Note at this point that we still haven’t started applying any regularizations. Those will come later.
OK, now you wonder if it might not be better to tune the learning rate than the batch size. There’s room for both approaches. For this particular project, a batch size of 32 really is too small, I’m training somewhat sparse binary data, so you want your batches large enough that they have a good chance of being representative, particularly when the training is as assertive as it is here with this optimizer.
So, what about the learning rate? The default value for the RMSprop learning rate in Keras is lr=0.001. For the next test, I reset the batch size to its default value of 32, and set the learning rate to 0.0001, reducing it tenfold.
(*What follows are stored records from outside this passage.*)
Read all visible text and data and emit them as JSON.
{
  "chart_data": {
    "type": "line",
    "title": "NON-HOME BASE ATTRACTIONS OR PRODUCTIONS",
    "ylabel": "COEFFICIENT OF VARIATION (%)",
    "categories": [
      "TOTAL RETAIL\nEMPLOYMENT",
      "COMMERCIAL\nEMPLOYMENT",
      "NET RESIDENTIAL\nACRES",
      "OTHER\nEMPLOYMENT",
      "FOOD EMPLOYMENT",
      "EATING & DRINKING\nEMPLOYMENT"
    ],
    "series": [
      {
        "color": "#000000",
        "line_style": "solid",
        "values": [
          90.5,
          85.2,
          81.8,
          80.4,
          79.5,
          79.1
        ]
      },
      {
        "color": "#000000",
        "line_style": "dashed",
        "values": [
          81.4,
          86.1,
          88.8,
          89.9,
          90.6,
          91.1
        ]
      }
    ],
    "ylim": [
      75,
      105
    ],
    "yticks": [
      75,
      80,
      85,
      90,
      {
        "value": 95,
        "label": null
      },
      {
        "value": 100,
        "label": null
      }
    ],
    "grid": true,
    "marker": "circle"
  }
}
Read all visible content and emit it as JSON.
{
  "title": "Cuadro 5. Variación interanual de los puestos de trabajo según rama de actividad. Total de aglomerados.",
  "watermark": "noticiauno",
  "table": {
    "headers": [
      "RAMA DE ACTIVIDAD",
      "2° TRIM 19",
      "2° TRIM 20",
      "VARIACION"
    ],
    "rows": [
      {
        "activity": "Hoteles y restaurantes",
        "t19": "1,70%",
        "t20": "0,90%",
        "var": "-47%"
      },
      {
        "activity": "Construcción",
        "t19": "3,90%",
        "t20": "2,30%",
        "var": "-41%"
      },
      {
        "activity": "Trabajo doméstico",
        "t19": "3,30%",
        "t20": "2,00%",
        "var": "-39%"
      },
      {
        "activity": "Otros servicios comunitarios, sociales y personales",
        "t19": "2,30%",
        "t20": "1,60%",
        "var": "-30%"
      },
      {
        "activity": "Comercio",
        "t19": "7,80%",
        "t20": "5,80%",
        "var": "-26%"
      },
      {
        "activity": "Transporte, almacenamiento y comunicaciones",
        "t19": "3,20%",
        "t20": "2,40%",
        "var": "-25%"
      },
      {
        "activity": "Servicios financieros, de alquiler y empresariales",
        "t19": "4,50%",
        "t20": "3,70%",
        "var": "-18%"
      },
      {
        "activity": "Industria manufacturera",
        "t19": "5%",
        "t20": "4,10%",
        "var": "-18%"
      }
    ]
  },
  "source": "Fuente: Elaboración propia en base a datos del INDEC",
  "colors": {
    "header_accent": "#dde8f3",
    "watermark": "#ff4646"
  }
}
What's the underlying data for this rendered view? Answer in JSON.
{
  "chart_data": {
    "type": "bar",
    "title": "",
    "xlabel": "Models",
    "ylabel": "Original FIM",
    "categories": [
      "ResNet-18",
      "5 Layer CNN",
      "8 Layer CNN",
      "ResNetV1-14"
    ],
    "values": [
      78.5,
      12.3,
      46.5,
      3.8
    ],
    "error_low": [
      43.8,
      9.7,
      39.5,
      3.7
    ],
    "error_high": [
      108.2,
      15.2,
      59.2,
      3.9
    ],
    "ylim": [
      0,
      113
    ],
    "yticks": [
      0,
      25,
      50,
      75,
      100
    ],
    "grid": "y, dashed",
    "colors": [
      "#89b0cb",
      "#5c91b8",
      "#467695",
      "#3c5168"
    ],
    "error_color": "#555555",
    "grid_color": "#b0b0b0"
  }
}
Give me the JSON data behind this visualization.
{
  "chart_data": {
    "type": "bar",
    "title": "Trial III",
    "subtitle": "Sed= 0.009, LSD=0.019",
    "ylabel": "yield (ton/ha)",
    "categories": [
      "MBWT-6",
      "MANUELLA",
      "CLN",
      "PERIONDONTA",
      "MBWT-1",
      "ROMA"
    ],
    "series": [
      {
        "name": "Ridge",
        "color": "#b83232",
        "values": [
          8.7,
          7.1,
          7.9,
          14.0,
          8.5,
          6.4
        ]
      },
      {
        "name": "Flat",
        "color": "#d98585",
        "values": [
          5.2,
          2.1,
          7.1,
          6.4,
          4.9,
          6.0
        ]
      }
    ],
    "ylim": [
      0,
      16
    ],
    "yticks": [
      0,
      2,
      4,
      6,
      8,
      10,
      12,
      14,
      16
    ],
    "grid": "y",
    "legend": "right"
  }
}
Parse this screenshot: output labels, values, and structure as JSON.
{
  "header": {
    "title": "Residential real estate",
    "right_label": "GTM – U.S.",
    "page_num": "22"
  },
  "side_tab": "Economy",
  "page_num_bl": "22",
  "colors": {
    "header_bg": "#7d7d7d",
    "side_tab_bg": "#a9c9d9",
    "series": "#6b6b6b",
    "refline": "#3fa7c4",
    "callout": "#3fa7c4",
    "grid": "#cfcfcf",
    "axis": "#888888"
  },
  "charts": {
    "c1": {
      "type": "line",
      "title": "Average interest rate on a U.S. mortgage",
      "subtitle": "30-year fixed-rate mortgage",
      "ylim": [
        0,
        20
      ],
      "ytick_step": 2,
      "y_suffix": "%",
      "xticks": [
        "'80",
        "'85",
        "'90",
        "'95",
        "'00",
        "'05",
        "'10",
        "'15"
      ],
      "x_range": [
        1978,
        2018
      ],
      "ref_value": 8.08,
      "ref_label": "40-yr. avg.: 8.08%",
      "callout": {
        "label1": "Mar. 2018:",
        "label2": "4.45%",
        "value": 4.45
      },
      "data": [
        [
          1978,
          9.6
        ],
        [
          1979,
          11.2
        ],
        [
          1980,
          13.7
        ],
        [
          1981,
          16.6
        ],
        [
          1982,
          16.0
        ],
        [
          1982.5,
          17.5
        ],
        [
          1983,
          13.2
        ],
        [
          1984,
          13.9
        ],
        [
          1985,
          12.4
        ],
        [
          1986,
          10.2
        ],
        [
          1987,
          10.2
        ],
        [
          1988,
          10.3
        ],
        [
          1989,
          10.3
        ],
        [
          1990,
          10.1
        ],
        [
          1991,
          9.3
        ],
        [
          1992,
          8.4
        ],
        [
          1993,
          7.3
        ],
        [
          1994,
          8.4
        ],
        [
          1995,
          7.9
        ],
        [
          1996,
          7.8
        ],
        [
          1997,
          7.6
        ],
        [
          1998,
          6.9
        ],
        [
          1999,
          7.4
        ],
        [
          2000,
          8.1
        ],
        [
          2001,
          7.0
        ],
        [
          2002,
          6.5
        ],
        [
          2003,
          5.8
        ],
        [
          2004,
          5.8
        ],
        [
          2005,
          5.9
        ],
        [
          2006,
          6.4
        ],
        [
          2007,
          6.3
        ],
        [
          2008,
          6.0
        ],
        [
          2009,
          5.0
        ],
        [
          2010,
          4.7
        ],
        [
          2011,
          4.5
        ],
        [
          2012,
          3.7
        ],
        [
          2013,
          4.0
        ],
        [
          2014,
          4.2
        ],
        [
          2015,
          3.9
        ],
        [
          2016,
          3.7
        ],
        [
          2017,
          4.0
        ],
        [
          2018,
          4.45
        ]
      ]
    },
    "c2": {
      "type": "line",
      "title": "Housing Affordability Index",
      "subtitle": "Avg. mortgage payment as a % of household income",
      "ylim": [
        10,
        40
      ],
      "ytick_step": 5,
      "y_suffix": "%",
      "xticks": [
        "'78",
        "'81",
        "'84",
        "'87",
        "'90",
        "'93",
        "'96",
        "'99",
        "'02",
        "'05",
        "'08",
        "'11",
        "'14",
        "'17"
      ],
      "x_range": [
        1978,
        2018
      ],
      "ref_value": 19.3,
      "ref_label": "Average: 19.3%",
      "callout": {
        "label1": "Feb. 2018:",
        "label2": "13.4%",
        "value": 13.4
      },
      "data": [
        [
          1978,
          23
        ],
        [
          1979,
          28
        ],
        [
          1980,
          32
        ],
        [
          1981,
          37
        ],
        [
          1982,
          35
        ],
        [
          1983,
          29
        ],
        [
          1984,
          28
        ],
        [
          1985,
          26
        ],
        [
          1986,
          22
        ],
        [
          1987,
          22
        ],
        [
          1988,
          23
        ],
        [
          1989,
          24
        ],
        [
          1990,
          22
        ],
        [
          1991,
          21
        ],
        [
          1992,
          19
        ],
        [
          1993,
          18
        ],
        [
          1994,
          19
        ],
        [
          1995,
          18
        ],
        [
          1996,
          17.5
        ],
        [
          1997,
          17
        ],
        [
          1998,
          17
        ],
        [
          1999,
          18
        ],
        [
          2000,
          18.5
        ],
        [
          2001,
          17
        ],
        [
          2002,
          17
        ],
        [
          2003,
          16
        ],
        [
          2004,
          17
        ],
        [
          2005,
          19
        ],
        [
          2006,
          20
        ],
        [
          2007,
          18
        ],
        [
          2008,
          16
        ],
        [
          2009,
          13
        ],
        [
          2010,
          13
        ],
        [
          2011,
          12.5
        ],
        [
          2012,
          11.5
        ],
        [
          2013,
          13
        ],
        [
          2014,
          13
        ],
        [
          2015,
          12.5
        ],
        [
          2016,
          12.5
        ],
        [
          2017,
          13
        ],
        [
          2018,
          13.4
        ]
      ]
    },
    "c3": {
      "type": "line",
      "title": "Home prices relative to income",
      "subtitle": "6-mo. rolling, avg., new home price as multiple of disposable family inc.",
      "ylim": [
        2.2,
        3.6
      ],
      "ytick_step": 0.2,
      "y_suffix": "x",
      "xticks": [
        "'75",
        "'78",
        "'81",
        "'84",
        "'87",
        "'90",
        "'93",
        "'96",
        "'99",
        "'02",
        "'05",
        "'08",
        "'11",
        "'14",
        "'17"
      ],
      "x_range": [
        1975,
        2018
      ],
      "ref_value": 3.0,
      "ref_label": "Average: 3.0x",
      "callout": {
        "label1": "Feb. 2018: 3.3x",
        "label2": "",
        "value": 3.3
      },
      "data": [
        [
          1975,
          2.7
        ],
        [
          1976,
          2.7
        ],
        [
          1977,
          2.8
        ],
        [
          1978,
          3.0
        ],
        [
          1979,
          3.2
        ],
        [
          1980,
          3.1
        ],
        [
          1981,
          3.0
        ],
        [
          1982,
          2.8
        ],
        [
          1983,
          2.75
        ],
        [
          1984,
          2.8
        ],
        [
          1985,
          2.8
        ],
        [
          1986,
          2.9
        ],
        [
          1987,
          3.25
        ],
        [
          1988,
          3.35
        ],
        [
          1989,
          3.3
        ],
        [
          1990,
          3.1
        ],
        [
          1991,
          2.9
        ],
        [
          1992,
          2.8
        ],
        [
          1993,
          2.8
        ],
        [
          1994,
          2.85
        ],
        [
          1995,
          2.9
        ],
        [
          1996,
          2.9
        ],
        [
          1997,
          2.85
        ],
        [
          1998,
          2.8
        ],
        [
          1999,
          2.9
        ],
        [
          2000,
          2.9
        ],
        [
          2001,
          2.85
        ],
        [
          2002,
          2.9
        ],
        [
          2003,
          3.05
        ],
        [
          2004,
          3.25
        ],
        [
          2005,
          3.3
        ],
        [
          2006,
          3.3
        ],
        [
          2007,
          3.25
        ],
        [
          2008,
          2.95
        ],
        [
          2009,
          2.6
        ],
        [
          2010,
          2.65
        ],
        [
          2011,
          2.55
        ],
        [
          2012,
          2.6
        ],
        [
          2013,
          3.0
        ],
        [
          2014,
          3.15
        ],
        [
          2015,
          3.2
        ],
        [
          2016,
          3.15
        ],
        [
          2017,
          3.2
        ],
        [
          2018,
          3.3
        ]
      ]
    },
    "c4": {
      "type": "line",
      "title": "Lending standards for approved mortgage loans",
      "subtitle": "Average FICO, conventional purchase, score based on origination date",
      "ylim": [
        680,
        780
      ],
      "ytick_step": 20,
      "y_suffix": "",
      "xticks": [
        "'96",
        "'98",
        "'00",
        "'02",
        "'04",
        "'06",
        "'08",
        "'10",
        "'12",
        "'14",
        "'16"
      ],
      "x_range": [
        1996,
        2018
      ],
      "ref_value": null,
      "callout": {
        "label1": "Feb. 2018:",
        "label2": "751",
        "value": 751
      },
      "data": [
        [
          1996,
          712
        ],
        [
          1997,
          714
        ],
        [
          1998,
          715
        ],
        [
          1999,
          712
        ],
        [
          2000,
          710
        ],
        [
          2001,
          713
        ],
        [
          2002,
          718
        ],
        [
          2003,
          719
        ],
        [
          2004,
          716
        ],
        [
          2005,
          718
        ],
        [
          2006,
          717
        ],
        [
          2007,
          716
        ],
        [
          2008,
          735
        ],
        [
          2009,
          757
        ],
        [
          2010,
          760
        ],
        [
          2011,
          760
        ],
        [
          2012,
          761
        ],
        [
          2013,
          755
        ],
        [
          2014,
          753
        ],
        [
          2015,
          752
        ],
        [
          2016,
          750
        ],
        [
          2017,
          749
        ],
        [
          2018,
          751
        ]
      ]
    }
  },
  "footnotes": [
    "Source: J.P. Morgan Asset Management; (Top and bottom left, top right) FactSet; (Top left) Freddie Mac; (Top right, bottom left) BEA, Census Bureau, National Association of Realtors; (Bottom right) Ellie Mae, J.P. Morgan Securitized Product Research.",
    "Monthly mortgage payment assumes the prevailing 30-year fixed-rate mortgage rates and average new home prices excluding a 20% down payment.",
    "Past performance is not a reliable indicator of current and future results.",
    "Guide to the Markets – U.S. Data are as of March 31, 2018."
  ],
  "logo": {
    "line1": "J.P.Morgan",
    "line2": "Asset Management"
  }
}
The following plot shows the difference between default learning rate and large batch size and lower learning rate with default batch size.
The training loss for the smaller learning rate looks, in this plot, to be quite similar to the larger batch size results. In fact, there’s a significant difference. Looking only at the training losses for epochs 200 and up, we see this:
The training loss, while relatively small, is still oscillating all over the place. The smaller learning rate has succeeded in suppressing the runaway oscillations, but it hasn’t changed the fact that there are oscillations. You’ll also notice in figure 4 that the training loss looks smooth on that scale, but the validation loss is all over the place. We’ve hit one of the issues I mentioned early on, unbalanced weights leading to undesirable sensitivity to the inputs. This is a kind of overfitting, and it’s what we plan to address when we finally reach the topic of regularization. In the mean time, though, we have concluded that the RMSprop optimizer really needs higher batch sizes when running on this particular project.